Online Exhibits@Yale

War Injuries

The Treatment of War Wounds

From W.W. Keen. The Treatment of War Wounds. Philadelphia, 1918.

For World War I, ideas of the front lines entered the popular imagination through works as disparate as All Quiet on the Western Front and “Blackadder.” The strain and the boredom of trench warfare are part of our collective memory; the drama of war comes from two sources: mustard gas and machine guns. The use of chemical weapons and the mechanization of shooting brought horror to men’s lives at the front. Yet they were not the greatest source of casualties. By far, artillery was the biggest killer in World War I, and provided the greatest source of war wounded.

Wounds of the Abdomen

Stabilized patient depicted in J. Abadie.  Wounds of the Abdomen.
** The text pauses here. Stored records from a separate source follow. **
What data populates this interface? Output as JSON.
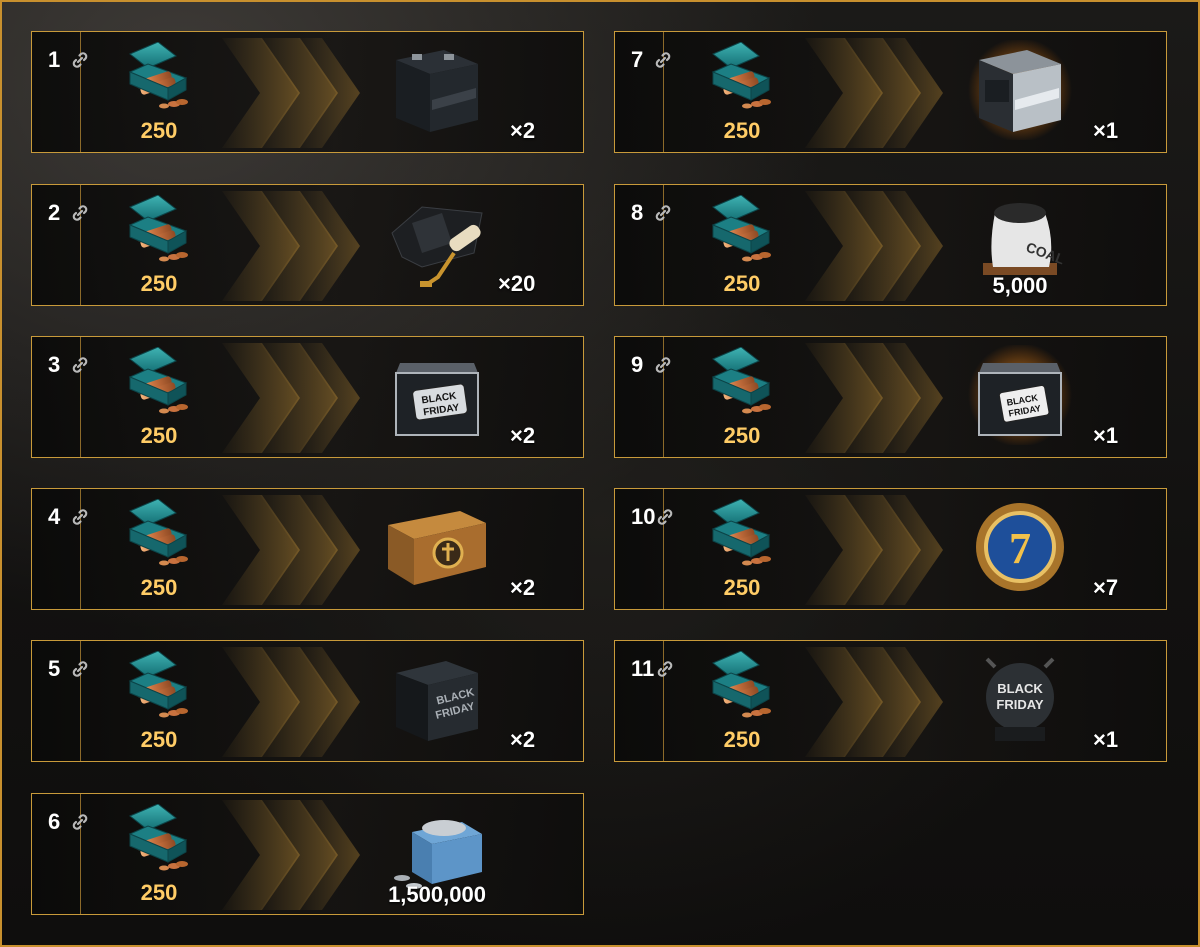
{
  "rewards": [
    {
      "step": "1",
      "cost": "250",
      "reward_icon": "black-container-icon",
      "quantity": "×2"
    },
    {
      "step": "2",
      "cost": "250",
      "reward_icon": "camouflage-roller-icon",
      "quantity": "×20"
    },
    {
      "step": "3",
      "cost": "250",
      "reward_icon": "black-friday-crate-icon",
      "quantity": "×2"
    },
    {
      "step": "4",
      "cost": "250",
      "reward_icon": "wooden-chest-icon",
      "quantity": "×2"
    },
    {
      "step": "5",
      "cost": "250",
      "reward_icon": "black-friday-box-icon",
      "quantity": "×2"
    },
    {
      "step": "6",
      "cost": "250",
      "reward_icon": "credits-chest-icon",
      "quantity": "1,500,000"
    },
    {
      "step": "7",
      "cost": "250",
      "reward_icon": "glowing-container-icon",
      "quantity": "×1"
    },
    {
      "step": "8",
      "cost": "250",
      "reward_icon": "coal-sack-icon",
      "quantity": "5,000"
    },
    {
      "step": "9",
      "cost": "250",
      "reward_icon": "black-friday-glowing-crate-icon",
      "quantity": "×1"
    },
    {
      "step": "10",
      "cost": "250",
      "reward_icon": "premium-days-7-icon",
      "quantity": "×7"
    },
    {
      "step": "11",
      "cost": "250",
      "reward_icon": "black-friday-mine-icon",
      "quantity": "×1"
    }
  ],
  "colors": {
    "border_gold": "#c89a3a",
    "cost_text": "#ffcc66",
    "crate_teal": "#1f8a8f"
  }
}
London, 1918.

World War I was an artillery war. In his book Trench: A History of Trench Warfare on the Western Front (2010), Stephen Bull concluded that in the western front, artillery was the biggest killer, responsible for “two-thirds of all deaths and injuries.” Of this total, perhaps a third resulted in death, two-thirds in injuries. Artillery wounded the whole body. If not entirely obliterated, the body was often dismembered, losing arms, legs, ears, noses, and even faces. Even when there was not superficial damage, concussive injuries and “shell shock” put many men out of action. Of course, shooting—in combat as well as from snipers—was another great source of wounding. Gas attacks were a third. Phosgene, chlorine, mustard gas, and tear gas debilitated more than killed, though many ended up suffering long-term disability. Overall the war claimed about 10M military dead, and about 20M–21M military wounded, with perhaps 5% of those wounds life-debilitating, that is, about a million persons.

Localisation and Extraction of Projectiles

X-ray of head wound, from: Louis Ombredanne, Localisation and Extraction of Projectiles. London, 1918.

Outcomes depended on getting treatment quickly. Evacuation and triage became watchwords of the war-wounded. For the British Army, for example, the Royal Army Medical Corps developed an extensive system to move wounded from the front to the rear, with triage at each step. Stretcher bearers evacuated the wounded to Regimental Aid Posts (RAP)—or at least those that they had the means to move, for when stretcher-bearers were few, the worst cases were left on the field of battle. In one report of a man severely wounded in the abdomen, “Since ‘death awaited him with certainty . . . I gave him a hypodermic of morphia and we propped him up as comfortably as we could’ and left him there.” Behind the RAPs were Advanced Dressing Stations, then further back Main Dressing Stations, and finally, Casualty Clearing Stations. Each move to the rear—always challenging in itself—was based on an assessment of the injury and the chances of survival. The lightly wounded—those likely to recover quickly—and the “moribund”—those likely to die—were kept, and the others sent on. Each station provided stabilization and immediate care, with some basic surgeries, such as amputation, at Casualty Clearing Stations. More advanced treatment occurred at hospitals, either back in Britain or in France. As the war wore on, more of the wounded were kept in France, at hospitals far back from the lines. This was to use less transport and to maintain military morale, with the goal of returning the men to the front as quickly as possible. And indeed, American medical entry into the war came first in the form of hospitals. “The first six [mobile hospitals] to arrive in France took over British General Hospitals and provided hospital level care for the British. Other American hospitals arriving later in the summer of 1917, remained assigned to the American forces.” The Allied pattern of medical triage and evacuation became the model for American efforts.

How well did the system work? “War is a matter of expedients.” The medical operation was persistently understaffed and under-resourced. In the latter part of the war, as the static front changed to a dynamic one, some medical units had difficulty achieving the mobility needed. And inevitably, given the need continually to evaluate the severity of wounds, and the difficulty of transport, some men ended up in the wrong place, with some facilities too crowded, and others underused. Finally, in 1918 the medical system began to be overrun with influenza cases. Overall, though, the magnitude of the challenge needs to be kept in mind. In just the American experience, for an army that numbered almost 2M men in France at the end of the war, 1.2M men passed through the medical system, with about quarter million military wounded. That is an astounding number for which to provide medical services under severe stress.